How many times have you heard the word “nu-rave” used? Unless you’re a member of the band Klaxons, you’ve probably not caught more than a few mentions of it in passing, if at all. It seems that when Klaxons first appeared on the music scene, their intensely danceable rock music was indefinable to the point where they had to create a new word to more easily describable. Many suspected that with this hot new band and their debut album “Myths of the Near Future”, a whole load of copycats would emerge and the nu-rave genre would thrive under that guise. While Klaxons may have reached strong levels of popularity across Europe, Americans were not so quick to embrace the band and they didn’t quite grow to the point where their sound became a jumping off point for others. And as nu-rave never became a whole “thing”, the label itself can die a quick and painless death, so we can simply define Klaxons’ sound as being…Klaxons. Want more proof of that? Give a listen to their new sophmore album “Surfing the Void” and try to place it under an easily definable genre label. It’s tough, and that’s a big part of the band’s charm.
In preparing for “Surfing the Void”, Klaxons got typically tempramental when it came to choosing a producer. After recording with several different people and coming away largely disillusioned and unsatisfied with the results, the band finally settled on Ross Robinson, who’s doesn’t typically produce anything other than heavy rock and roll records. As a result, “Surfing the Void” is quite a bit more guitar-heavy than its predecessor, but not to the point where you could call it a full-on rock record. It’s all over the stylistic map, and of course that’s a big reason why Klaxons are still their own unique breed of music. Those going into this new album hoping for something similar to the band’s debut will more than likely be disappointed. You can’t dance to most of the tracks, though there are plenty of fist-pumping, liberation anthems that will get your blood up and stay with you for a surprisingly long time.
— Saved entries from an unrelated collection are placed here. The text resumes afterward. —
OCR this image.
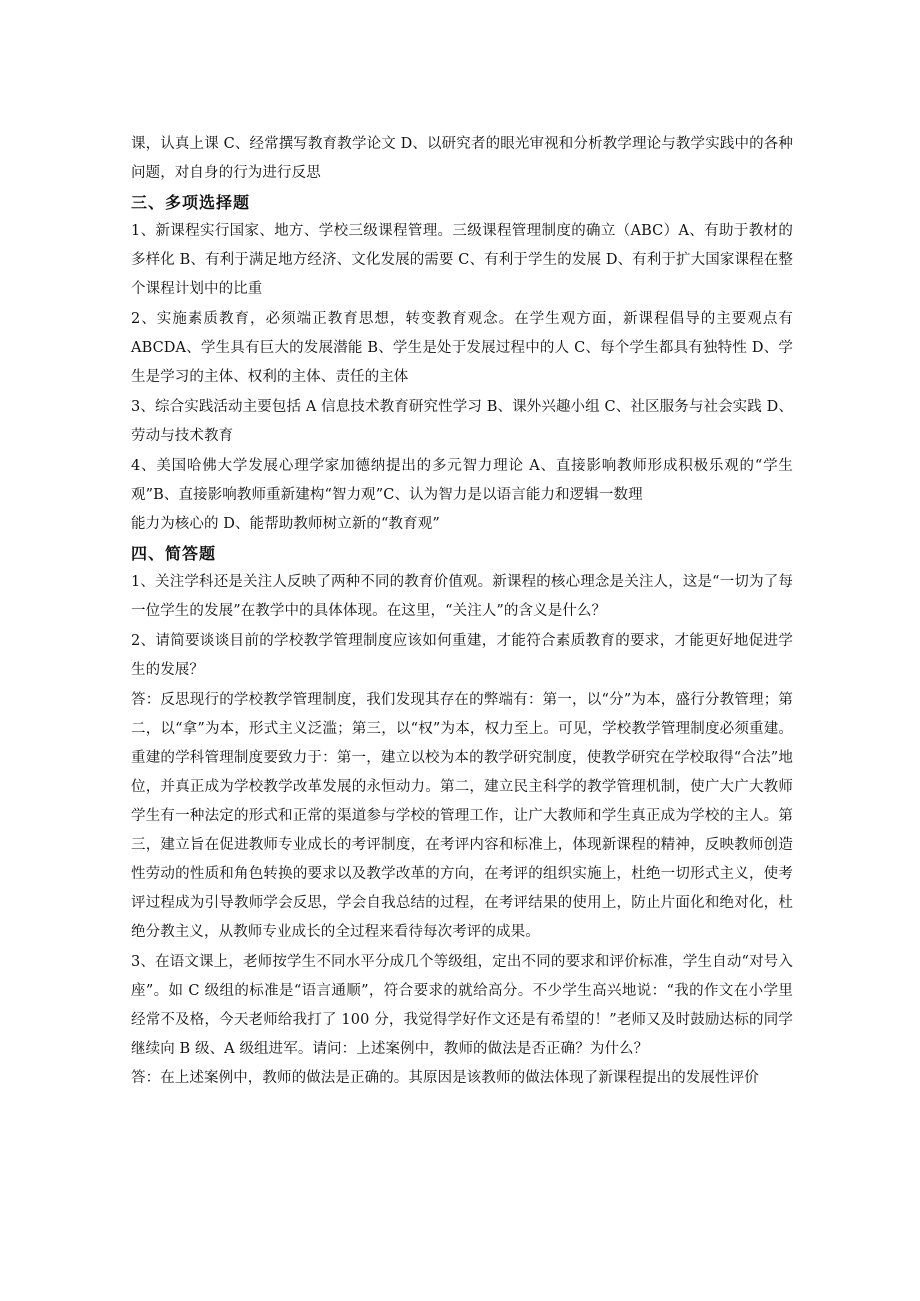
课，认真上课 C、经常撰写教育教学论文 D、以研究者的眼光审视和分析教学理论与教学实践中的各种问题，对自身的行为进行反思

三、多项选择题

1、新课程实行国家、地方、学校三级课程管理。三级课程管理制度的确立（ABC）A、有助于教材的多样化 B、有利于满足地方经济、文化发展的需要 C、有利于学生的发展 D、有利于扩大国家课程在整个课程计划中的比重

2、实施素质教育，必须端正教育思想，转变教育观念。在学生观方面，新课程倡导的主要观点有 ABCDA、学生具有巨大的发展潜能 B、学生是处于发展过程中的人 C、每个学生都具有独特性 D、学生是学习的主体、权利的主体、责任的主体

3、综合实践活动主要包括 A 信息技术教育研究性学习 B、课外兴趣小组 C、社区服务与社会实践 D、劳动与技术教育

4、美国哈佛大学发展心理学家加德纳提出的多元智力理论 A、直接影响教师形成积极乐观的“学生观”B、直接影响教师重新建构“智力观”C、认为智力是以语言能力和逻辑一数理

能力为核心的 D、能帮助教师树立新的“教育观”

四、简答题

1、关注学科还是关注人反映了两种不同的教育价值观。新课程的核心理念是关注人，这是“一切为了每一位学生的发展”在教学中的具体体现。在这里，“关注人”的含义是什么？

2、请简要谈谈目前的学校教学管理制度应该如何重建，才能符合素质教育的要求，才能更好地促进学生的发展？

答：反思现行的学校教学管理制度，我们发现其存在的弊端有：第一，以“分”为本，盛行分教管理；第二，以“拿”为本，形式主义泛滥；第三，以“权”为本，权力至上。可见，学校教学管理制度必须重建。重建的学科管理制度要致力于：第一，建立以校为本的教学研究制度，使教学研究在学校取得“合法”地位，并真正成为学校教学改革发展的永恒动力。第二，建立民主科学的教学管理机制，使广大广大教师学生有一种法定的形式和正常的渠道参与学校的管理工作，让广大教师和学生真正成为学校的主人。第三，建立旨在促进教师专业成长的考评制度，在考评内容和标准上，体现新课程的精神，反映教师创造性劳动的性质和角色转换的要求以及教学改革的方向，在考评的组织实施上，杜绝一切形式主义，使考评过程成为引导教师学会反思，学会自我总结的过程，在考评结果的使用上，防止片面化和绝对化，杜绝分教主义，从教师专业成长的全过程来看待每次考评的成果。

3、在语文课上，老师按学生不同水平分成几个等级组，定出不同的要求和评价标准，学生自动“对号入座”。如 C 级组的标准是“语言通顺”，符合要求的就给高分。不少学生高兴地说：“我的作文在小学里经常不及格，今天老师给我打了 100 分，我觉得学好作文还是有希望的！”老师又及时鼓励达标的同学继续向 B 级、A 级组进军。请问：上述案例中，教师的做法是否正确？为什么？

答：在上述案例中，教师的做法是正确的。其原因是该教师的做法体现了新课程提出的发展性评价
There’s nothing quite as brilliant or catchy as “Golden Skans”, but if you liked the punky energy of a track like “Atlantis to Interzone”, there’s a host of new songs with that Pixies-esque quality (it’s almost as if “Venusia” is the band’s attempt to recreate “Velouria” in an original way). The brash, spitfire approach is pretty effective on the whole, though it does take away ever so slightly from the band’s ability to throw a stylistic wild card at you as they’ve pulled in the past. In that sense it’s also a little easier to figure out if you’re going to like “Surfing the Void” by simply listening to a couple tracks. Yet it’s also an album’s album, in that the individual songs are most effective and enjoyable when listened to in the context of the whole thing. Album opener “Echoes” is the perfect entry point anyways, one of the best singles on the record and a great introduction to where the band is at stylistically these days.
Where Klaxons are at lyrically is pretty much the same spot they’ve been in all along. There’s a sharp marriage between the poetically smart and just plain oddball, to the point where you’ll often find yourself wondering exactly what the hell they’re talking about. You’re best off just ignoring any potential “meanings” and just going with the flow, same as any attempts to truly define Klaxons’ sound. Unfortunately, “Surfing the Void” doesn’t exactly continue to paint the solid picture of a band on the rise. Of course it also doesn’t indicate they’re standing still or complacent either. Instead it’s more like Klaxons are still wrestling with what they want out of their sound. They’re continuing to try new things and are pushing themselves within certain respectable limits, but largely they don’t take it far enough. The songs may still have dynamite hooks and are enjoyable to listen to, but there are moments when Klaxons start to feel like little more than an above-average alt-rock band. Hopefully their next record will offer something of a course correction – not necessarily back to the aborted nu-rave genre, but maybe in an entirely new direction that both works well with what they’ve previously done yet remains undeniably Klaxons. The music on “Surfing the Void” might not be as timeless as we could have hoped, but that album cover most definitely is.